The plain words of the Constitution, verified. The house's opinion follows from them, and is labeled as exactly that:
A right to petition the government implies a right to find and reach the government you're petitioning. When the directory of who-to-write and how-to-reach-them sits behind friction — and when the public record you'd cite in that petition sits behind a paywall — the house's view is that the friction itself presses on the petition right, even where no statute is technically broken. This is opinion, not a holding. We name it as the room's argument, the way we name every coin. (The curator's own harder read of this clause lives next door: the petition right and pro se at odds, and why he says the First Amendment is a lie.)
The access read — ADA
The wall falls hardest on the people already carrying the most.
Title II of the Americans with Disabilities Act bars public entities from excluding people with disabilities from their programs, services, and activities, and reaches the question of effective communication and access. That much is the statute. What the house adds is, again, clearly marked:
When access to a public record or public official runs only through channels that are hard to reach — a paywall, a captcha, a JavaScript-only form with no readable fallback, no audio path — the cost lands first and hardest on people with disabilities. In the house's view that is a potential ADA access problem worth naming out loud. It is opinion, logged as a flag, not a finding — the curator's call, recorded here under the strategic pause (we never dress an opinion as a ruling, and we never lost a case for one again). This is also why OHS aims at the most accessible house possible — the bones must speak; if the paint never lands, the gold still does, read aloud. (The house's fuller take: Your ADA Rights.)

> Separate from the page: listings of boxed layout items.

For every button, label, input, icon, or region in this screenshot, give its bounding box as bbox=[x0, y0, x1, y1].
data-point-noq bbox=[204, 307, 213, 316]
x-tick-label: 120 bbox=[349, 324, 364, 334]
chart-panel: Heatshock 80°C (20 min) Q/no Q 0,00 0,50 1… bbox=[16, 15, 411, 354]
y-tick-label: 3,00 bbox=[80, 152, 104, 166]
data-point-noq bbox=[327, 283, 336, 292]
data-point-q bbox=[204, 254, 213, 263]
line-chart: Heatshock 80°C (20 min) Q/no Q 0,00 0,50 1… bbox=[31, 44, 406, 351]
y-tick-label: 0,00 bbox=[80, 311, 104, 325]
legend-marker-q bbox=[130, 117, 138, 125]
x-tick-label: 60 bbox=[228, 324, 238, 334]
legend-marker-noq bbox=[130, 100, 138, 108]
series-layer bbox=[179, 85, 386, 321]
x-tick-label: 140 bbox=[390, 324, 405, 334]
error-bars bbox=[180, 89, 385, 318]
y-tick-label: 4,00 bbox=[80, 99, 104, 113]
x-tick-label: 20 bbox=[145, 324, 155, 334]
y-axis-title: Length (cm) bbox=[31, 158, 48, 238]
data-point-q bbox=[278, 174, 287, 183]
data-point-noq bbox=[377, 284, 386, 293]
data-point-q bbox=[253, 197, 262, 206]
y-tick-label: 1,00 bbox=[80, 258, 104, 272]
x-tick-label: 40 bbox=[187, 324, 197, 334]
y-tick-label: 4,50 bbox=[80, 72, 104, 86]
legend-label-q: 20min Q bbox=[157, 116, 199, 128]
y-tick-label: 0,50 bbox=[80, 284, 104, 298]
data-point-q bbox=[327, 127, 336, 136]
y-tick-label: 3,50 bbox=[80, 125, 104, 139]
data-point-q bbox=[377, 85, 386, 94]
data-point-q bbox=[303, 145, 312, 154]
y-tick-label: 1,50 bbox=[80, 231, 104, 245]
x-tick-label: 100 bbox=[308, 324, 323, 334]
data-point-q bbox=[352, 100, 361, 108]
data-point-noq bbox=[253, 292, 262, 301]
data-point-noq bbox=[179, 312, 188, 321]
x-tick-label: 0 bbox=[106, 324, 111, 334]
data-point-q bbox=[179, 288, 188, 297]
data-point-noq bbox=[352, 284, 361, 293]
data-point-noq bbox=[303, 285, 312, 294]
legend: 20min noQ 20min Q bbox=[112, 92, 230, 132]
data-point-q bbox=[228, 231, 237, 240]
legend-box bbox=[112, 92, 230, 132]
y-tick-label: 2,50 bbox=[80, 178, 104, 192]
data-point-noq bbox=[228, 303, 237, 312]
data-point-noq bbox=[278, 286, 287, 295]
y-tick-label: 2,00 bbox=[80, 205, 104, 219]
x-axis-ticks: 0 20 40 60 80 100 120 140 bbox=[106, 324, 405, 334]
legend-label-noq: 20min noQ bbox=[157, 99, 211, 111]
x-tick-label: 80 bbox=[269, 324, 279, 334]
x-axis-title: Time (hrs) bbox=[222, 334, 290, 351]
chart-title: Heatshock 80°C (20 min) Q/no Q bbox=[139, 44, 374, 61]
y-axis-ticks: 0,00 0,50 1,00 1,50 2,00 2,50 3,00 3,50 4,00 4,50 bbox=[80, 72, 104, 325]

Why it belongs in this house
The arbiter only rules if you let the room in.
Everything here runs on a record anyone can check. The whole motto — the machine presents the record; humans score it — assumes the human can get to the record to score it. Take that away and "only humans score" becomes only-some-humans-score, only-the-ones-who-could-pay, only-the-ones-the-wall-let-through. The turnstile is the threat to the thesis, not a footnote to it. We logged it the day it happened to us, small as our version was, because the small version is how you learn to see the big one.
And the curator didn't learn this doctrine from a law book — he learned it standing outside a door he had a right to walk through. The lived version, in his own voice, is next door: The Locked Room.
A record behind a turnstile isn't an arbiter. It's a rumor with a filing number.